Figure 4c, shows the columns of the RMS A(t) variations of the total electron content dI(t) in the period range of 32-128 minutes. Indicated in the figure are the A and B time intervals for which TEC variations, measured at Site AZU1, are presented in Figure 3. Similar relationships are presented in Figures 3d and e, for the periods of 10-25 minutes B(t) and 2-10 minutes C(t), respectively. The local time scale is given below for the 240o E longitude. The vertical line marks the time of the main shock.
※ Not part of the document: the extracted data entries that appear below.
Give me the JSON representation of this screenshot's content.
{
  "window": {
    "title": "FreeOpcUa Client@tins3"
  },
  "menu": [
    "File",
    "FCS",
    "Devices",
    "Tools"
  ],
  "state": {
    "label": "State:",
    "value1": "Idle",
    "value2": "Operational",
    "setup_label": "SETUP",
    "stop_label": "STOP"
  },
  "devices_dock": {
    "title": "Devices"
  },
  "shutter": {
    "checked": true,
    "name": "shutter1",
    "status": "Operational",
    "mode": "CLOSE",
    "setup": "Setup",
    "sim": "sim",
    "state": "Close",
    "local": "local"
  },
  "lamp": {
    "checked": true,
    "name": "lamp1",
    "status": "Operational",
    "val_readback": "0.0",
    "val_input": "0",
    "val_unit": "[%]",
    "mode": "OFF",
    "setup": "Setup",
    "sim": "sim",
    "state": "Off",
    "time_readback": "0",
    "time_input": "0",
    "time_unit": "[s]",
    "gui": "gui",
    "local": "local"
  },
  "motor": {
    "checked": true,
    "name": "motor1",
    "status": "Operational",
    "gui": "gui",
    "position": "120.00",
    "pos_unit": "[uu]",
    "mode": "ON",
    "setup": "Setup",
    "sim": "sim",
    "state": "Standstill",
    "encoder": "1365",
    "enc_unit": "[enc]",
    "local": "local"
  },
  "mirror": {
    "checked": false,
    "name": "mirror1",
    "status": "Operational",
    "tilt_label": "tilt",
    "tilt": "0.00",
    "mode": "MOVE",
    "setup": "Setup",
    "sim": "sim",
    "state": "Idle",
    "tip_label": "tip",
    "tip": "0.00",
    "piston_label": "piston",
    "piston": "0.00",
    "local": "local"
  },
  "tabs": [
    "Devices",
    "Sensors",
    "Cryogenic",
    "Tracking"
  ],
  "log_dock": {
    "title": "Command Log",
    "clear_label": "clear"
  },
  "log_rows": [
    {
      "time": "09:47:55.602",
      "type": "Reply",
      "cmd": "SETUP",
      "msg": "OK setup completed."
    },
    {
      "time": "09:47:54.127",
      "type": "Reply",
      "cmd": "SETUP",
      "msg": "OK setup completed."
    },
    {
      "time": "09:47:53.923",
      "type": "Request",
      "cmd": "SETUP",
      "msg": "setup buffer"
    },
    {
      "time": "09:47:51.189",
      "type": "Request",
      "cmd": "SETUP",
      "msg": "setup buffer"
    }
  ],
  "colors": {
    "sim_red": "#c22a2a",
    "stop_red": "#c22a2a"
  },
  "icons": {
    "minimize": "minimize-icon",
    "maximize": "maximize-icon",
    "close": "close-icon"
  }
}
It should be noted that the A(t) and B(t) diurnal variations are identical. Figure 3 shows that the magnitude of the TEC variations in the day time (A interval) is considerably larger than in the night time (B interval). The C(t) relationships, responsible for smaller heterogeneities (Figure 4e), differ markedly from the variations typical of the medium-size heterogeneities. The highest RMS values of the C(t) variations were observed in the early morning rather than in the local mid-day time.
The averaging over the whole site network and IGS sites confirms this regular relationship. This is associated mainly with the normal daily TID intensity variations in the poorly disturbed ionosphere, when maximum TEC variations are observed during the local midday TEC variations [Afraimovich et al., 1999; Davies, 1980].
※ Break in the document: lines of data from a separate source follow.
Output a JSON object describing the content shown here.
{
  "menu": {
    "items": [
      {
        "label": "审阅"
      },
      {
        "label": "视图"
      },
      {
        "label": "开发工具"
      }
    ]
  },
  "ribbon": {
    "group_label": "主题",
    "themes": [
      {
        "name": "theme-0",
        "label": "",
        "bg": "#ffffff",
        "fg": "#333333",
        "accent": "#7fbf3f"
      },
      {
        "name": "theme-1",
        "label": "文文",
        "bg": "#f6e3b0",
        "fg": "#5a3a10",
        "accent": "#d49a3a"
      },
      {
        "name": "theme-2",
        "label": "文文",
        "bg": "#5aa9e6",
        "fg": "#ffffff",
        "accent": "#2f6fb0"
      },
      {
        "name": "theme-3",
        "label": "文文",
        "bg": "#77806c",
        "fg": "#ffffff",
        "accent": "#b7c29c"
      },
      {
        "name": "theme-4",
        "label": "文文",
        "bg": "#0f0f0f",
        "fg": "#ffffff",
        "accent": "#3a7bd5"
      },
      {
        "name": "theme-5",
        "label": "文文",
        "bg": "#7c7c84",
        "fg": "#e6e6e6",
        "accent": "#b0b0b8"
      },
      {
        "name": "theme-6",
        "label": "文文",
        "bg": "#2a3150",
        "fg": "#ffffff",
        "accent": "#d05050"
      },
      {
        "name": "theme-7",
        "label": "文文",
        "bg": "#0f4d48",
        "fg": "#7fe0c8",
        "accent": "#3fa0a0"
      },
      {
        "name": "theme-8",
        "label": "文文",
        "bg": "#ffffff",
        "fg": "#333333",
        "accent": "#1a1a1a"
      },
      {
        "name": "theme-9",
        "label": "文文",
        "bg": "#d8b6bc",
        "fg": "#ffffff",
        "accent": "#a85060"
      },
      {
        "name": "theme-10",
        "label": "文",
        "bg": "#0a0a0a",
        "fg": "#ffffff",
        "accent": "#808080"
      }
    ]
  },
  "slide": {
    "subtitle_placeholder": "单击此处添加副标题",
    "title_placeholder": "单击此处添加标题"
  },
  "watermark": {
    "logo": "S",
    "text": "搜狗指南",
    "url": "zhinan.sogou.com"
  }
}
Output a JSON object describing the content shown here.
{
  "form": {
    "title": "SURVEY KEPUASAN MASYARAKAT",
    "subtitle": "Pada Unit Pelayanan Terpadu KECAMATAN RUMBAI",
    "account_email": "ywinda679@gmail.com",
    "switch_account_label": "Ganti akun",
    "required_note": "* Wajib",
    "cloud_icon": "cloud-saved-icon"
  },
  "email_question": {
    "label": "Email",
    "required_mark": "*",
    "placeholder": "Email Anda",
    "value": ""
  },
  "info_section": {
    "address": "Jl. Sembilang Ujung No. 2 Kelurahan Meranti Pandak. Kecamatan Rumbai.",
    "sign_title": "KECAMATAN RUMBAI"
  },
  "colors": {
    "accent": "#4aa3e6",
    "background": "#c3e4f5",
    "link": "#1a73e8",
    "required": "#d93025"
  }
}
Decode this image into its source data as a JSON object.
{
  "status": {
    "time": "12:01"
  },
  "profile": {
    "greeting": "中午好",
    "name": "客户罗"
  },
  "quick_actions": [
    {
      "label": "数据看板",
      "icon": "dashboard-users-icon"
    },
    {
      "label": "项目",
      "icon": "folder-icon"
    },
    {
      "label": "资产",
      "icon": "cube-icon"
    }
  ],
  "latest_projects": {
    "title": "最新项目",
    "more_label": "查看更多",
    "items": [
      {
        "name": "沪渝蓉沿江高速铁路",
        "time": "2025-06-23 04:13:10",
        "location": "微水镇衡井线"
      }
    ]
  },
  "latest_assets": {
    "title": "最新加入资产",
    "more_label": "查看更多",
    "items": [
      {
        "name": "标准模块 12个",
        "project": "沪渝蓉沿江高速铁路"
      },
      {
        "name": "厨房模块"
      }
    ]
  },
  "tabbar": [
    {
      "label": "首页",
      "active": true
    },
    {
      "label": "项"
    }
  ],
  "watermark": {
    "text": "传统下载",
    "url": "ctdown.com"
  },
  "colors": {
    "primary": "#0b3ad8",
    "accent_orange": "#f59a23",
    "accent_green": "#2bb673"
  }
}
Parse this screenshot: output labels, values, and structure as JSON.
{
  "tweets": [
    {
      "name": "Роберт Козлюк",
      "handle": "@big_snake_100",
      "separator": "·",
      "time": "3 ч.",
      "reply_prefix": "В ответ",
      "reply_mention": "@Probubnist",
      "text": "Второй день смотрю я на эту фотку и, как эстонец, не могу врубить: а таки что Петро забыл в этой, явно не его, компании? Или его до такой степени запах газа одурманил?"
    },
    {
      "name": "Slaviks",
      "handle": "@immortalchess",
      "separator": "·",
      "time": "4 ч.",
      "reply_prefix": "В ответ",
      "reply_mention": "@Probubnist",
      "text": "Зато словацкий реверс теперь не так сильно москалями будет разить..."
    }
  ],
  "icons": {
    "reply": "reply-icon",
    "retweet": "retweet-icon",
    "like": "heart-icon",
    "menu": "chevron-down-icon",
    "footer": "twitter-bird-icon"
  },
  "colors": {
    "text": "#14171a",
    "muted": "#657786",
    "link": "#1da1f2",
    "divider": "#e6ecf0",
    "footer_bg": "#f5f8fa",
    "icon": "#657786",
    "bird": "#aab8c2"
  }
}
However, it is well known that the TEC variation magnitude is controlled not only by the local time, but also by changes in the magnetic field intensity. This is illustrated in Figure 4a, which shows the H(t) variation of the horizontal component of the geomagnetic field for the FRN magnetic variation site (37.08oN; 240.28oE). The H(t) variations for the nearest site of the INTERMAGNET TUC net (32.17o N; 249.27o E) are fairly similar to the data of the FRN site. For this reason they are not presented graphically here.
The comparison of the dH(t) variations, filtered from the H(t) data series in the period range of 32-128 minutes (Figure 4b), with a relationship for TEC variations over a period range of 32-128 minutes, average for the Californian network of GPS RMS A(t) TEC variations in the range of 32-128 minutes, showed that there was no correlation between these relationships.
However, there is good correlation between the inverted - H(t) relationship, smoothed using a three-hour window (plotted in Figure 4c, as a thick line), and RMS A(t) variations of TEC dI(t) in the period range of 32-128 minutes. This specific feature could be explained by the fact that the clearly expressed daily relationship is characteristic not only of the TEC variation magnitude, but also of the strength of the quiet magnetic field of the Earth. However, the geomagnetic activity during the time period concerned was not quiet but moderate (see Section 2 and Figure 2).
Therefore the observed correlation seems to demonstrate a closer relationship between the magnetic field variation and the TEC variations of the IGW period range, compared to those proposed earlier.
The data reported by Afraimovich et al. [2001a, 2003] for the mid-latitude ionospheric response to geomagnetic disturbances suggest their decisive role in the formation of the TEC variation spectrum. These authors proved that the sudden onsets of magnetic storms had been accompanied by a negative TEC disturbance throughout the diurnal side lasting about 20 minutes, which lagged 3-10 minutes behind the sudden onset and moved from the day to the night side with a velocity of 10-20 km s -1 [Afraimovich et al., 2003].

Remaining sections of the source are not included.